Sembra assurdo, ma purtroppo è così: i combustibili fossili sono molto più dannosi del nucleare. L’ho già detto (Stampacritica, numero 08/2026), scusate se mi ripeto: il nucleare non può essere considerato un’alternativa valida alle rinnovabili; se mai al fossile, per ben noti motivi ambientali e di salute; forse anche economici, a conti fatti, in considerazione di quanto ci costa e ci costeranno inquinamento e crisi climatica.
Ma dare la colpa alla mancanza di centrali nucleari per il costo della bolletta è un tipico discorso da magliari: non è vero – ed è assolutamente provato che non è vero. I Paesi leader in Europa nella transizione energetica hanno bollette basse perché hanno più rinnovabili: Austria 90%, Svezia 88%, Danimarca 80%, Portogallo 65-87%, Spagna 55-60%, Germania 54-56%. La quota di nucleare, dove presente, farebbe aumentare il prezzo: è l’ampia quota di rinnovabile che lo tiene giù.
Ha riflettuto di più e meglio la Commissione Europea, che ha accettato uno sforamento del debito pubblico, ma solo per incentivare le energie rinnovabili, cioè per attuare quelle politiche energetiche che il nostro governo ha finora definito come velleitarie, costose, inutili, frutto della fanatica ideologia ambientalista della sinistra.
Spero che il sogno di affidarsi al “piano Mattei”, cioè differenziare le fonti restando comunque nell’ambito del fossile, possa svanire grazie alla spinta economica in favore della transizione “verde”, fornita dall’Europa.
Puntare sul nucleare, visti i tempi di realizzazione, vorrebbe dire, in realtà, puntare sul fossile.

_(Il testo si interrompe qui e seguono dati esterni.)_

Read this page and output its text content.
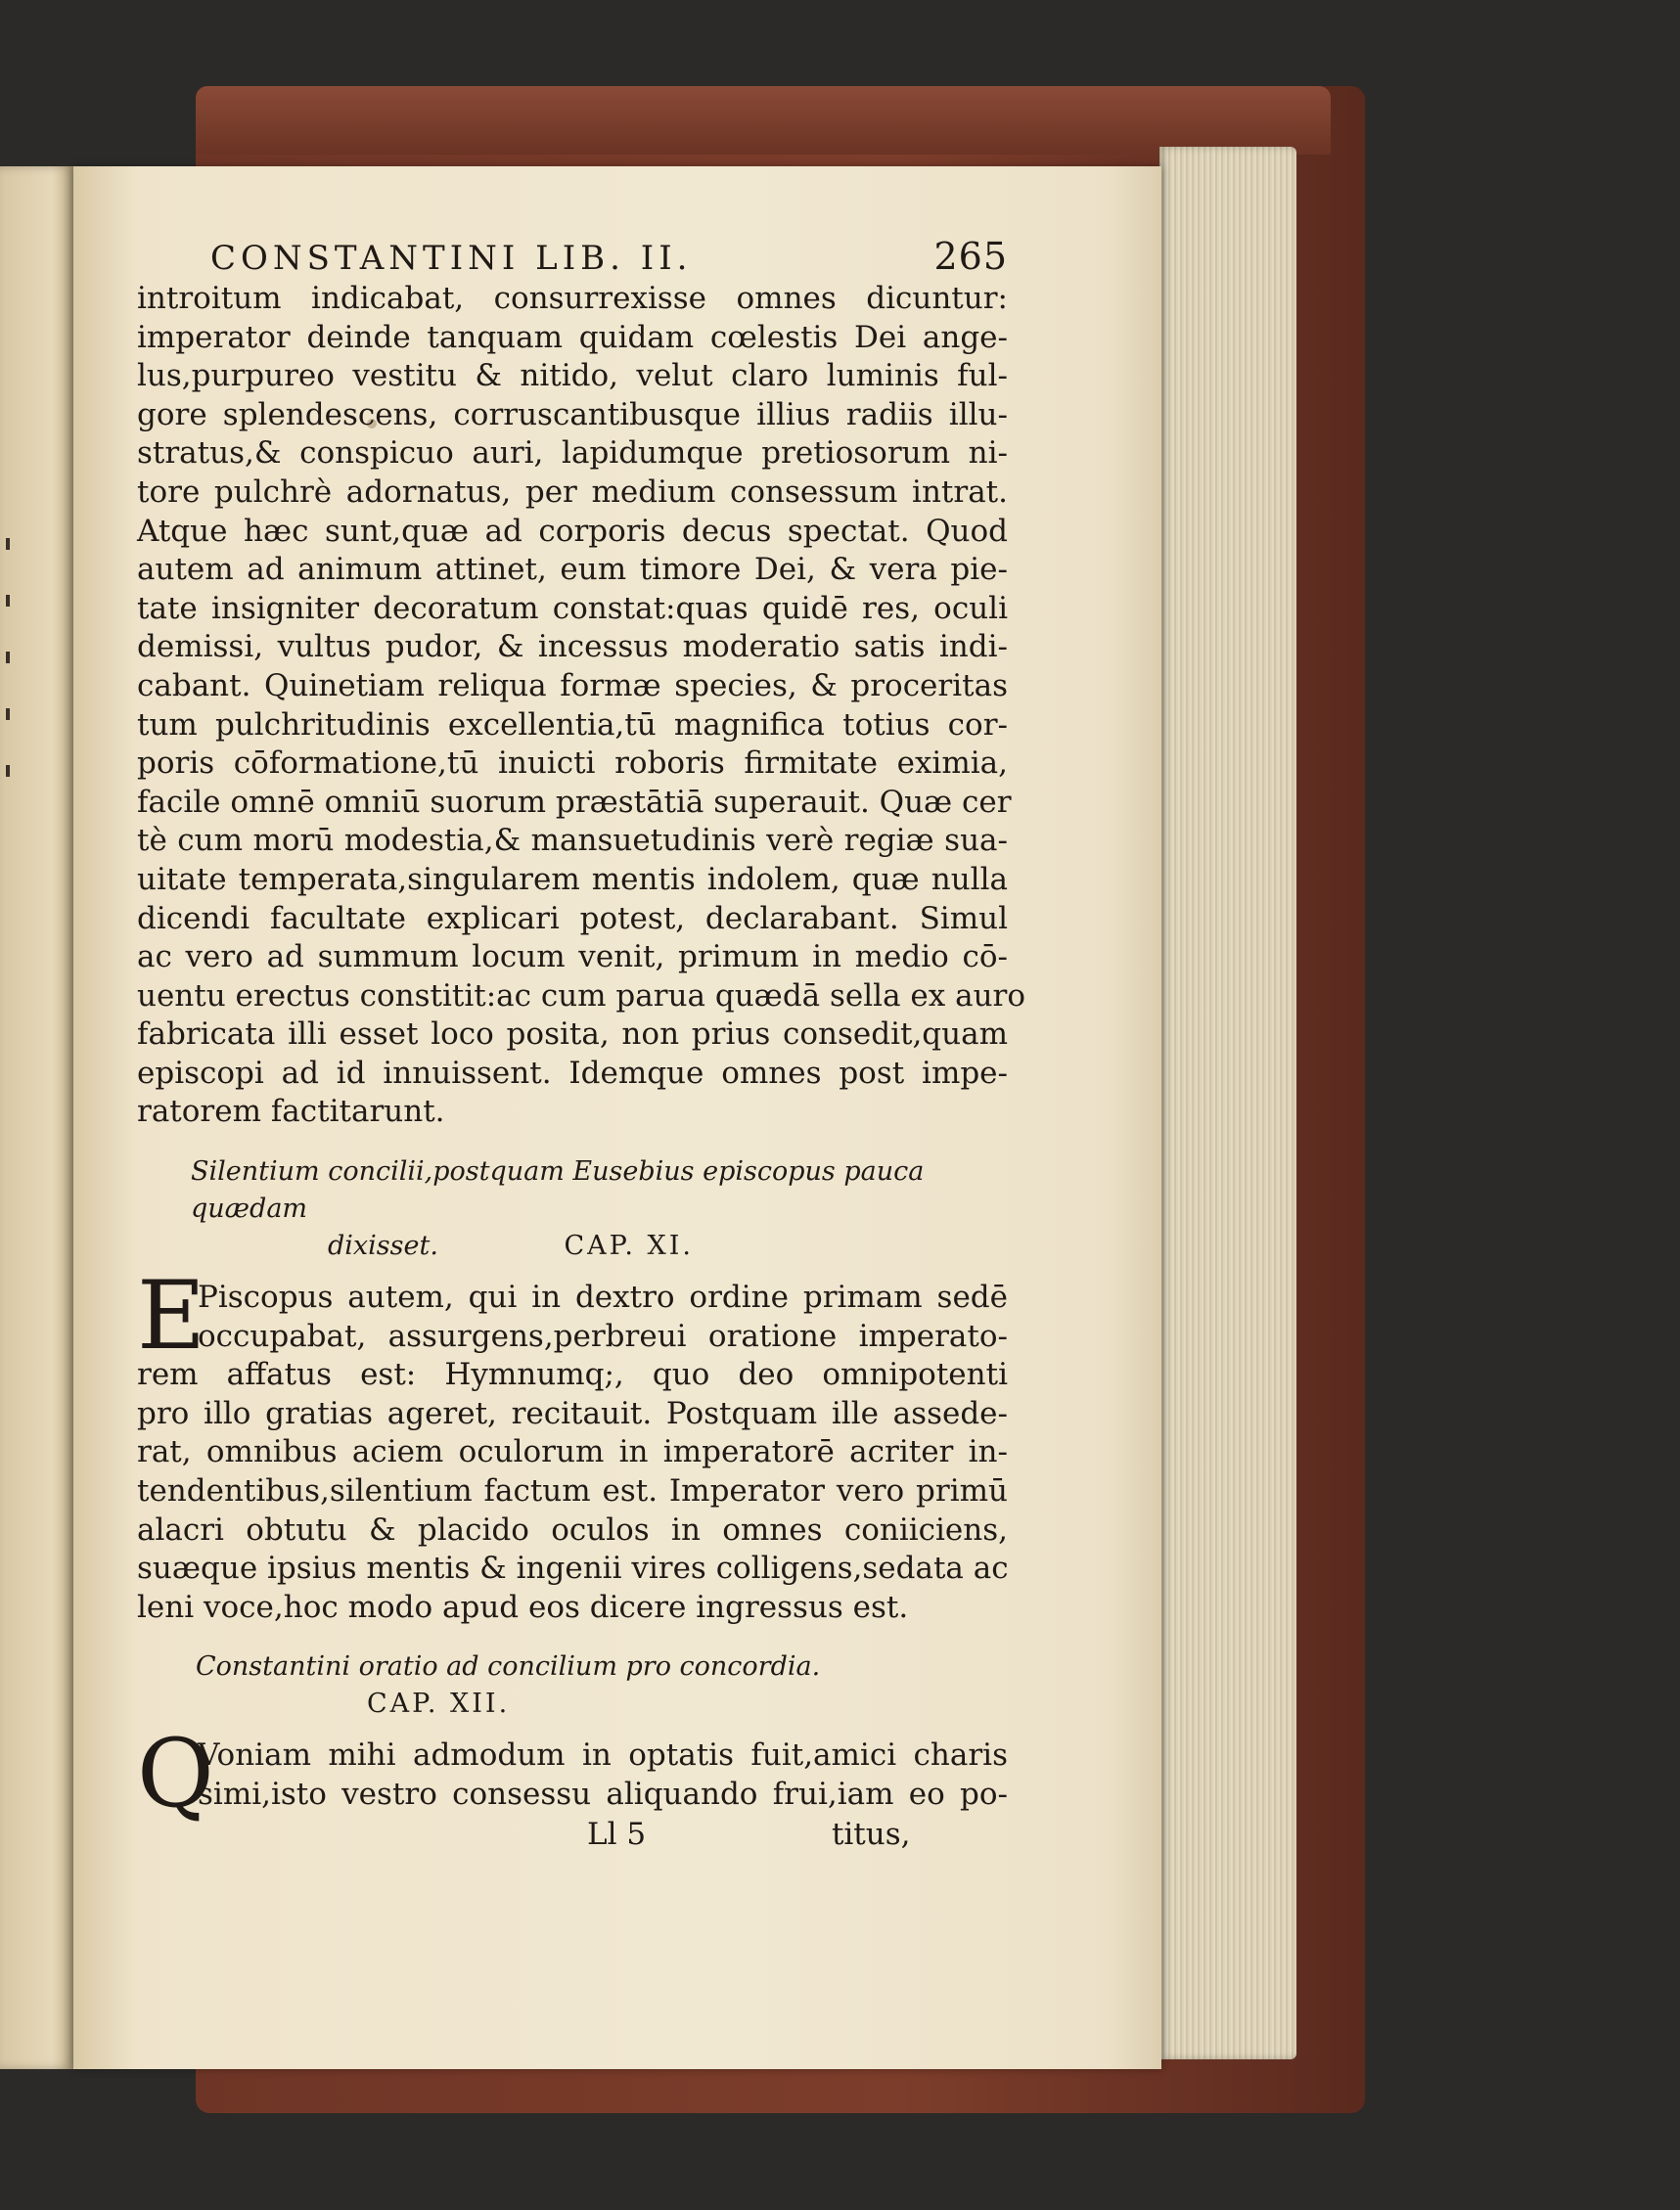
CONSTANTINI LIB. II.	265
introitum indicabat, consurrexisse omnes dicuntur:
imperator deinde tanquam quidam cœlestis Dei ange-
lus,purpureo vestitu & nitido, velut claro luminis ful-
gore splendescens, corruscantibusque illius radiis illu-
stratus,& conspicuo auri, lapidumque pretiosorum ni-
tore pulchrè adornatus, per medium consessum intrat.
Atque hæc sunt,quæ ad corporis decus spectat. Quod
autem ad animum attinet, eum timore Dei, & vera pie-
tate insigniter decoratum constat:quas quidē res, oculi
demissi, vultus pudor, & incessus moderatio satis indi-
cabant. Quinetiam reliqua formæ species, & proceritas
tum pulchritudinis excellentia,tū magnifica totius cor-
poris cōformatione,tū inuicti roboris firmitate eximia,
facile omnē omniū suorum præstātiā superauit. Quæ cer
tè cum morū modestia,& mansuetudinis verè regiæ sua-
uitate temperata,singularem mentis indolem, quæ nulla
dicendi facultate explicari potest, declarabant. Simul
ac vero ad summum locum venit, primum in medio cō-
uentu erectus constitit:ac cum parua quædā sella ex auro
fabricata illi esset loco posita, non prius consedit,quam
episcopi ad id innuissent. Idemque omnes post impe-
ratorem factitarunt.
Silentium concilii,postquam Eusebius episcopus pauca quædam
dixisset.	CAP. XI.
E
Piscopus autem, qui in dextro ordine primam sedē
occupabat, assurgens,perbreui oratione imperato-
rem affatus est: Hymnumq;, quo deo omnipotenti
pro illo gratias ageret, recitauit. Postquam ille assede-
rat, omnibus aciem oculorum in imperatorē acriter in-
tendentibus,silentium factum est. Imperator vero primū
alacri obtutu & placido oculos in omnes coniiciens,
suæque ipsius mentis & ingenii vires colligens,sedata ac
leni voce,hoc modo apud eos dicere ingressus est.
Constantini oratio ad concilium pro concordia.
CAP. XII.
Q
Voniam mihi admodum in optatis fuit,amici charis
simi,isto vestro consessu aliquando frui,iam eo po-
Ll 5	titus,
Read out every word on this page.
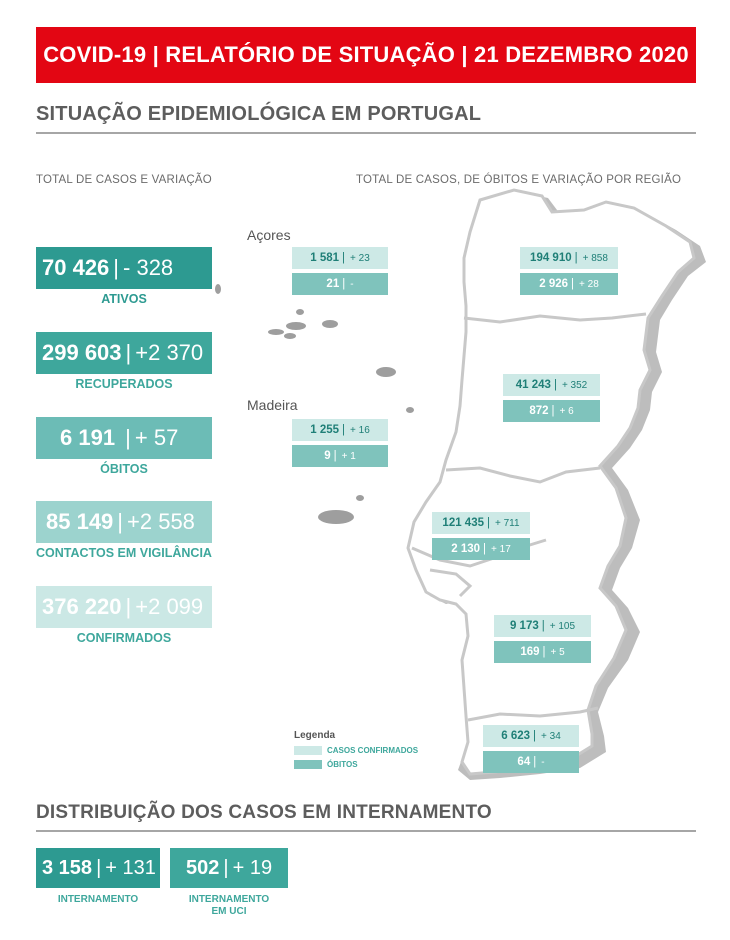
COVID-19 | RELATÓRIO DE SITUAÇÃO | 21 DEZEMBRO 2020
SITUAÇÃO EPIDEMIOLÓGICA EM PORTUGAL
TOTAL DE CASOS E VARIAÇÃO	TOTAL DE CASOS, DE ÓBITOS E VARIAÇÃO POR REGIÃO
70 426 | - 328
ATIVOS
299 603 | +2 370
RECUPERADOS
6 191 | + 57
ÓBITOS
85 149 | +2 558
CONTACTOS EM VIGILÂNCIA
376 220 | +2 099
CONFIRMADOS
Açores
Madeira
1 581 | + 23
21 | -
1 255 | + 16
9 | + 1
194 910 | + 858
2 926 | + 28
41 243 | + 352
872 | + 6
121 435 | + 711
2 130 | + 17
9 173 | + 105
169 | + 5
6 623 | + 34
64 | -
Legenda
CASOS CONFIRMADOS
ÓBITOS
DISTRIBUIÇÃO DOS CASOS EM INTERNAMENTO
3 158 | + 131
INTERNAMENTO
502 | + 19
INTERNAMENTO
EM UCI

Ma l’ostinazione a restare abbarbicati alle fonti fossili è una forma di suicidio, che nessuno aveva chiesto a questa maggioranza di governo: vogliamo morire di più? ammalarci di più? rovinare l’ambiente in generale e i nostri preziosi territori agricoli in particolare? essere più poveri?
Grazie, no.
Per favore, andate a vendere la vostra merce farlocca in un’altra fiera, se ci riuscite.